C`è poco da rallegrarsi.
C`è bisogno di lucidità e forza per ripartire poiché i dati parlano chiaro, sono feroci, violenti e preoccupanti.
I risultati lasciano nelle mani una parola chiara e netta: unità e rinnovamento.
Sono dati importanti, perché definiscono – più per necessità, che per virtù – che il centrosinistra, per tornare a vincere dovrà essere: plurale, territoriale, con una leadership debole e non divisiva.
1. Plurale, innanzitutto: addio vocazione maggioritaria del Partito Democratico, addio tentazione di voler fare tutto da soli, senza cespugli, senza mediazioni, senza negoziare programmi e poltrone. Sarà molto prosaica, messa così, ma la sinistra non può che ripartire dall’Ulivo, o dall’Unione, comunque da una di quelle coalizioni larghe, larghissime che le hanno consentito di battere per due volte Berlusconi e il centrodestra. Se questo sarà, è probabile – anzi, è auspicabile – che il Pd finisca per implodere: ha poco senso un partito dalle identità multiple, in cui convivono Matteo Renzi e Nicola Zingaretti, Carlo Calenda etc. , quando la mediazione la devi cercare fuori. Meglio due o tre forze dalle identità chiare, che si alleano successivamente, che un minestrone di culture politiche. Non siamo più in America e il bipartitismo non c’è più almeno dal 2013, in Italia. Accorgersene non sarebbe male
2. Non sarebbe male accorgersi di quanto conti il radicamento territoriale, rispetto all’aleatorietà del voto d’opinione.

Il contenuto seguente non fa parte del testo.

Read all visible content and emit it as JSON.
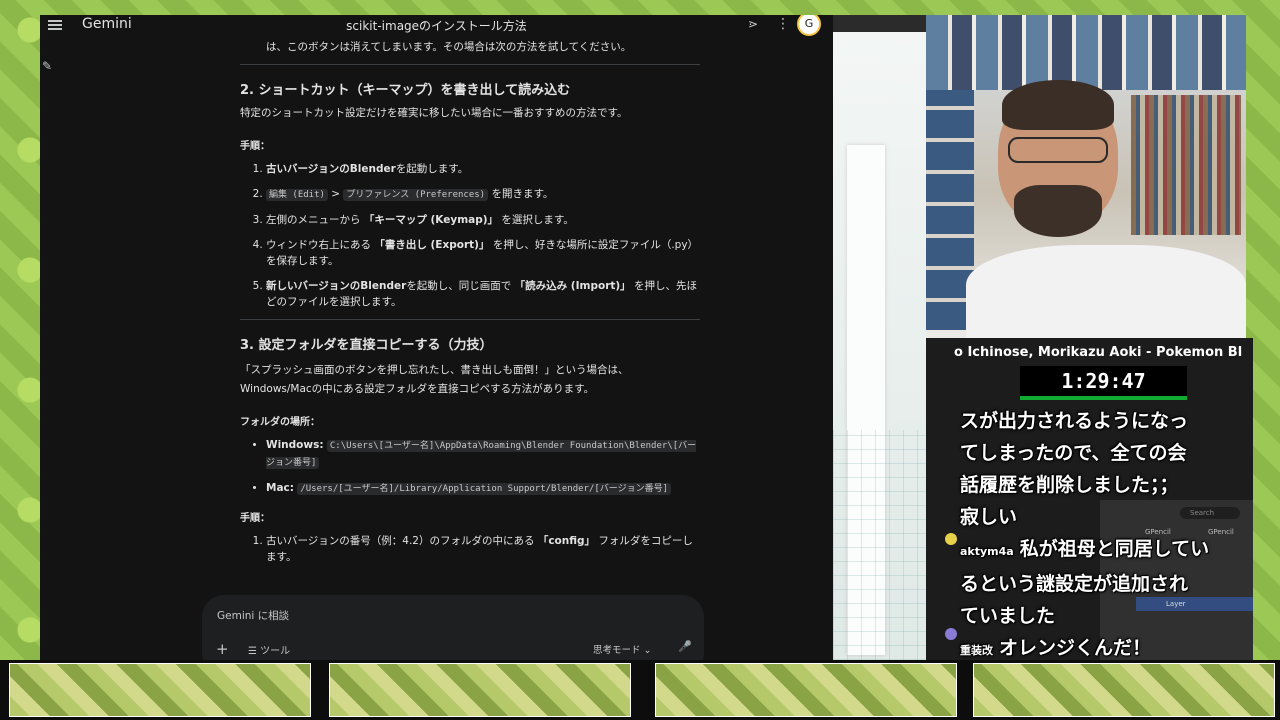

3. Per essere plurali e territoriali, la leadership non dovrà essere forte, né polarizzante, né divisiva. Con un profilo e un’identità chiara, più progressista rispetto a chi li ha preceduti, ma capaci di dialogare al centro e a sinistra, con la Cgil di Maurizio Landini e con gli imprenditori, senza mai abbandonarsi alla tentazione del “con me o contro di me” che ha caratterizzato la leadership renziana.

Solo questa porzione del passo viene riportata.